SwaraWarta.co.id – Diberitakan pada Kamis malam, pasukan militer Israel menarik diri dari kota Tulkarm dan kamp pengungsi di wilayah Tepi Barat utara yang diduduki, setelah melaksanakan operasi militer intensif selama 48 jam.
Operasi ini, yang dianggap sebagai salah satu yang terbesar sejak tahun 2002, meninggalkan dampak signifikan baik dari segi korban jiwa maupun kerusakan infrastruktur.
ADVERTISEMENT
SCROLL TO RESUME CONTENT
Berdasarkan laporan para saksi mata yang dikutip oleh Anadolu, operasi militer tersebut menyebabkan empat orang tewas dan beberapa lainnya mengalami luka-luka.
Selain itu, kerusakan infrastruktur di kota Tulkarm sangat parah.
Saksi mata juga menyebutkan bahwa buldoser militer Israel merusak jalan-jalan utama, menghancurkan jaringan air dan sistem pembuangan, merobohkan tiang-tiang listrik, serta merusak banyak kendaraan dan bangunan.
Di tengah kekacauan ini, organisasi Bulan Sabit Merah mulai memasuki kamp pengungsi Nur Shams dengan bantuan warga setempat untuk memberikan pertolongan.
Kamp pengungsi ini mengalami penggerebekan besar-besaran yang melibatkan pembongkaran rumah, penangkapan, serta interogasi lapangan selama dua hari terakhir.
Tidak hanya di Tulkarm, operasi militer besar ini juga dilancarkan di Jenin dan kamp pengungsi Al Fara dekat Tubas.
Serangan yang dimulai pada Rabu dini hari ini mengakibatkan 16 warga Palestina tewas, menurut data yang dirilis oleh pihak Palestina.
Tentara Israel baru melakukan penarikan pasukan dari kamp Al Fara tepatnya pada Kamis dini hari setelah melakukan operasi selama hampir 30 jam.
Sejak 7 Oktober tahun lalu, ketegangan di Tepi Barat yang diduduki semakin meningkat.
Hal ini sejalan dengan serangan brutal Israel di Jalur Gaza yang telah menewaskan lebih dari 40.600 warga Palestina, termasuk wanita dan anak-anak.
Dalam periode yang sama, setidaknya 670 warga Palestina telah dilaporkan tewas di Tepi Barat, lebih dari 5.400 orang mengalami luka-luka, dan sekitar 10.300 orang ditangkap, menurut data yang dikumpulkan oleh pihak Palestina.
Di tengah meningkatnya ketegangan ini, Mahkamah Internasional pada 19 Juli mengeluarkan putusan penting yang menyatakan bahwa pendudukan Israel atas tanah Palestina selama beberapa dekade melanggar hukum internasional.

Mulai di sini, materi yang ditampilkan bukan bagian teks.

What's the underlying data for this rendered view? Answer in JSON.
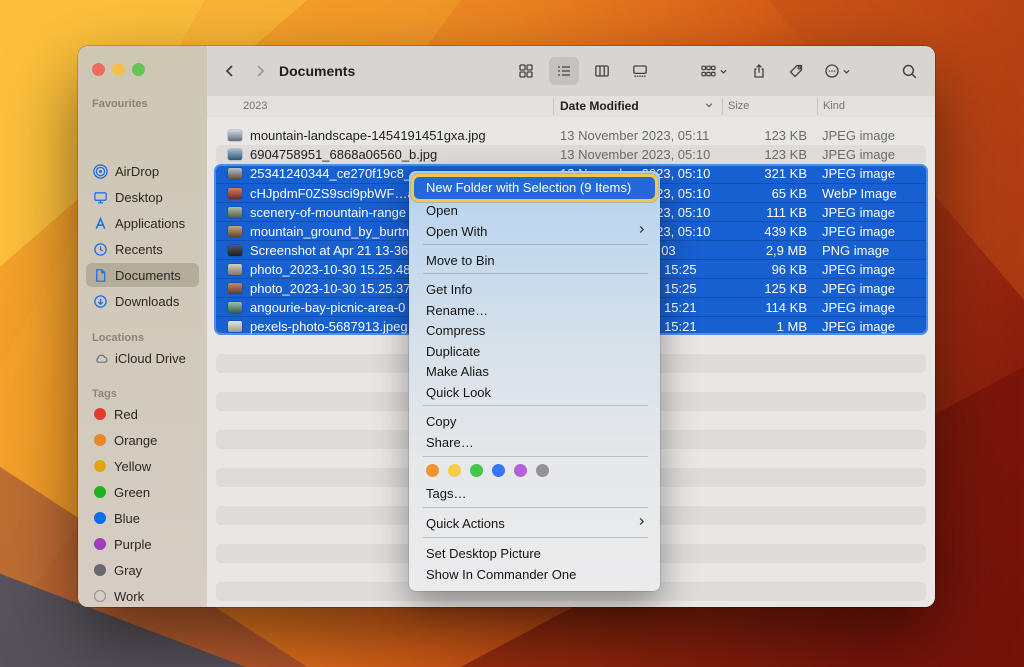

Mahkamah ini juga menuntut evakuasi semua permukiman Israel di wilayah Tepi Barat dan Yerusalem Timur.
Operasi militer yang baru-baru ini terjadi menunjukkan bagaimana kompleksnya situasi di wilayah tersebut.
Selain menyebabkan hilangnya nyawa, operasi ini juga memperburuk kondisi infrastruktur dan kehidupan sehari-hari warga Palestina.
Dengan adanya keputusan terbaru dari Mahkamah Internasional, tekanan terhadap Israel untuk mengakhiri pendudukannya semakin kuat.
Namun, jalan menuju perdamaian dan stabilitas di wilayah ini masih panjang dan penuh tantangan.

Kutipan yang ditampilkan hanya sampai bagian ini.